Dann will ich mich auch mal ein bisschen ausführlicher zu der Show äußern. Vorneweg sei gesagt, dass die Show mal wieder verdammt stark war und uns gleich zu Beginn des Jahres ein veritabler Show of the Year geboten wurde, aber mal der Reihe nach...
New Japan Rumble
Der Rumble war in der Preshow wie immer eine schöne Einstimmung auf den Event.
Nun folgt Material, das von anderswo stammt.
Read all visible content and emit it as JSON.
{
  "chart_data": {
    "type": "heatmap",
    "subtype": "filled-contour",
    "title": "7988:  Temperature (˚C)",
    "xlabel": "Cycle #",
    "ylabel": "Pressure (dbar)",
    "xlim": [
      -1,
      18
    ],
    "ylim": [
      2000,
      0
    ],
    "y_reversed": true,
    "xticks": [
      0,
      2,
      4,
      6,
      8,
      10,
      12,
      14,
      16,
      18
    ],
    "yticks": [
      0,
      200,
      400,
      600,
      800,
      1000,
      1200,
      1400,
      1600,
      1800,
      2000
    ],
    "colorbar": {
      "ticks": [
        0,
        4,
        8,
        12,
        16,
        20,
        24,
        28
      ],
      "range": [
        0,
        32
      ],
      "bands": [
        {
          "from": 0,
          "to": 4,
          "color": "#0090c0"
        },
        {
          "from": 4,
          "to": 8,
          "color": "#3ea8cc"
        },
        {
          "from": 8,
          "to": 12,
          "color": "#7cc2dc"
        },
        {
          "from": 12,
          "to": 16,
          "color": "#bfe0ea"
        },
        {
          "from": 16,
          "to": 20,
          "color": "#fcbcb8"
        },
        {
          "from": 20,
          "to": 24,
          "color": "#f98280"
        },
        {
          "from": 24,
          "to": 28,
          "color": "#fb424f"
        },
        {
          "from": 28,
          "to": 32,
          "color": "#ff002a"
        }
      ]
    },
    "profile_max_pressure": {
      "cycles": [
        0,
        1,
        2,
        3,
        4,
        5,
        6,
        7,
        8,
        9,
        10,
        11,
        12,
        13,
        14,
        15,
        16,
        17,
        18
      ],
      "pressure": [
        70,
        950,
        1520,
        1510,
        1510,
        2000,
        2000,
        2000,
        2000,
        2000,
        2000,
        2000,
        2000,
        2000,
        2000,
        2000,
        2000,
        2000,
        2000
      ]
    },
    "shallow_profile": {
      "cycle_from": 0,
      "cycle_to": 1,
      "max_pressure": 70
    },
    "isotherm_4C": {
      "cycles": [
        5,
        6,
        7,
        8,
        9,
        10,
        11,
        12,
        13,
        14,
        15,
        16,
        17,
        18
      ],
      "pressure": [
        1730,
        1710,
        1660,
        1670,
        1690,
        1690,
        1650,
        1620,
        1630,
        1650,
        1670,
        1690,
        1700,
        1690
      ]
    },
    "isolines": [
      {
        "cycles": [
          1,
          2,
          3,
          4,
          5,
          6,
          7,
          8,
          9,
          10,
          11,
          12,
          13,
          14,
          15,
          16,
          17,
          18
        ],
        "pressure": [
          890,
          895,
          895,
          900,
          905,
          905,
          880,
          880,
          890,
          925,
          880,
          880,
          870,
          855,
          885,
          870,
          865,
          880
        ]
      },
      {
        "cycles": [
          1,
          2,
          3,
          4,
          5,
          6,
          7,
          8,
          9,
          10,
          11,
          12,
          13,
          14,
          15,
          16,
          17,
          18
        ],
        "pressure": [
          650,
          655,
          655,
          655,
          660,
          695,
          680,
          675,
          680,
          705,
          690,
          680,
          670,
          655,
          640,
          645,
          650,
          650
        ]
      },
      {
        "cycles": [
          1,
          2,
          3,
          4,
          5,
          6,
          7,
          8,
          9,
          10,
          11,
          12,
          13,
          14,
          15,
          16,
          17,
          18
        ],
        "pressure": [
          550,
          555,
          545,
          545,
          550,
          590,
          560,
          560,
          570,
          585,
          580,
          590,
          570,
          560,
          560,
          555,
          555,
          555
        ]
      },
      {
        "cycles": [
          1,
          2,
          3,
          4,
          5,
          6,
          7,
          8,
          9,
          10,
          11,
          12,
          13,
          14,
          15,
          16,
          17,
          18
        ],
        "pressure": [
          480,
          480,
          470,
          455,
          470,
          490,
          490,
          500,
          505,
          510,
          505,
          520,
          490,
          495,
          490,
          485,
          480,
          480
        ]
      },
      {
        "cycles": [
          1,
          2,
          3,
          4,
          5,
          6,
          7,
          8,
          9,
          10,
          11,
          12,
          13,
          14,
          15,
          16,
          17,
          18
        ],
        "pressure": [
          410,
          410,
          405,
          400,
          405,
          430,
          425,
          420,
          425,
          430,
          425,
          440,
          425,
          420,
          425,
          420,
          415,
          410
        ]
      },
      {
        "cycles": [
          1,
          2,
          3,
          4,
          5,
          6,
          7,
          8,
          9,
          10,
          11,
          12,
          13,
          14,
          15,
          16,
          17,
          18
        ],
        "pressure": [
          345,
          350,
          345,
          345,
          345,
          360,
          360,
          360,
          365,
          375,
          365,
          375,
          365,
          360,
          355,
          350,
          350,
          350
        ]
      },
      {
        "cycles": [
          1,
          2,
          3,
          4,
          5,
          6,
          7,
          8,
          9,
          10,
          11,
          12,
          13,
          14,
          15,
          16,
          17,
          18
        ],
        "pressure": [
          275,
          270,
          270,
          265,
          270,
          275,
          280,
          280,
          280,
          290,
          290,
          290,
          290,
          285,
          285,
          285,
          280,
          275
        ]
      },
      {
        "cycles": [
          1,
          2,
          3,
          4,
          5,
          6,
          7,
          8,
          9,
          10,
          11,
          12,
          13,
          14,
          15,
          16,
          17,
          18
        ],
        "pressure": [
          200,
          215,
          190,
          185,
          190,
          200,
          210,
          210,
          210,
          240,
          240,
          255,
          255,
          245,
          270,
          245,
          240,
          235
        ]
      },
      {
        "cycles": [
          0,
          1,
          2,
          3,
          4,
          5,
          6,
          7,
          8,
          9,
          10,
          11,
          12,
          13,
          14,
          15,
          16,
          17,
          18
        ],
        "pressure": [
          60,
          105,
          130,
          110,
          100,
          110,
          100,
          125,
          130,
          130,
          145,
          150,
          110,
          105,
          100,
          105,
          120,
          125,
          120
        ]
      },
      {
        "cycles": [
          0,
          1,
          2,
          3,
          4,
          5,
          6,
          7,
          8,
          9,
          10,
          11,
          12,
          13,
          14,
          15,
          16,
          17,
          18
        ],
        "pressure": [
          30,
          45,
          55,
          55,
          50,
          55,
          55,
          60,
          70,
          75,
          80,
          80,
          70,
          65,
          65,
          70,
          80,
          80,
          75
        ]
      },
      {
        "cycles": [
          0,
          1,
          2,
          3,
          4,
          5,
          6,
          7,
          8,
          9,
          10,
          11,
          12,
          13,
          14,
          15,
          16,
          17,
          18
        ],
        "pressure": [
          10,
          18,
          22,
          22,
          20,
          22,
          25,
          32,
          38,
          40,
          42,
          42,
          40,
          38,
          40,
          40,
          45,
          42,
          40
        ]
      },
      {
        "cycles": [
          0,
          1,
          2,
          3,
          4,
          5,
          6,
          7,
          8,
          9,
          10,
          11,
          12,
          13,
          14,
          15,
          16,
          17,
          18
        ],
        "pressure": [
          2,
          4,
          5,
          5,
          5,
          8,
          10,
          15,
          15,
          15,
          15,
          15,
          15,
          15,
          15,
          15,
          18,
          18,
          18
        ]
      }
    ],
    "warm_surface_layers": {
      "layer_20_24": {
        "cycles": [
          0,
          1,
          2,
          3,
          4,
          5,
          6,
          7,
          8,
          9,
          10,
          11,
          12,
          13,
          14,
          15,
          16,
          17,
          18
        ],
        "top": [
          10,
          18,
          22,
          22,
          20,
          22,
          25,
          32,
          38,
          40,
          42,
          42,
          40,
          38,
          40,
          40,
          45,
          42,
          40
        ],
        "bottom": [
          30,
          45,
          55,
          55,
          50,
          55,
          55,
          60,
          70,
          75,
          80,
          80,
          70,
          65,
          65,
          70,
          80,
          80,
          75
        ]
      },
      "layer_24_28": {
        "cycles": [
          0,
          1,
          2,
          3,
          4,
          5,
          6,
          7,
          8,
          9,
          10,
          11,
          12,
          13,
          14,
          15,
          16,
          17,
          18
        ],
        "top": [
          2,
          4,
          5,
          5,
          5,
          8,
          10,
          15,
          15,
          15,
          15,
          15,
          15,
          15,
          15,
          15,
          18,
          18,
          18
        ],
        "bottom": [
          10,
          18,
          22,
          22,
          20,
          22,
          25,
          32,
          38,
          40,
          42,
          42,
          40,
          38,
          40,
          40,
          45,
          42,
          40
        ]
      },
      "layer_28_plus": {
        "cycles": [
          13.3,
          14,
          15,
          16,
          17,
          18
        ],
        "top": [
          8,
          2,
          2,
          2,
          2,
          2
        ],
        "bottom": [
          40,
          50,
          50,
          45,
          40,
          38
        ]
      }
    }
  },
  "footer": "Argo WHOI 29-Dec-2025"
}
Wenn man sich allein schon das Durchschnittsalter betrachtet, welches dieses Jahr sogar erstaunlich niedrig war, weiß man, dass man hier keinen wrestlerischen Leckerbissen erwarten kann und am Ende war es genau das Erwartete. Ein durchschnittlicher Rumble, durch den man noch einige bekanntere Namen auf die Card bringen konnte. Michael Elgin als Sieger kam insofern überraschend, dass ich nicht mit ihm in diesem Match gerechnet hab, aber als er dann aufgetaucht ist, war auch schnell klar, dass er und Cheeseburger die letzten beiden verbliebenen Männer sein werden. Schöner Auftakt, vielleicht hat im Vergleich zu den Vorjahren ein bisschen der Trash-Faktor gefehlt, aber es war in Ordnung und hat gepasst.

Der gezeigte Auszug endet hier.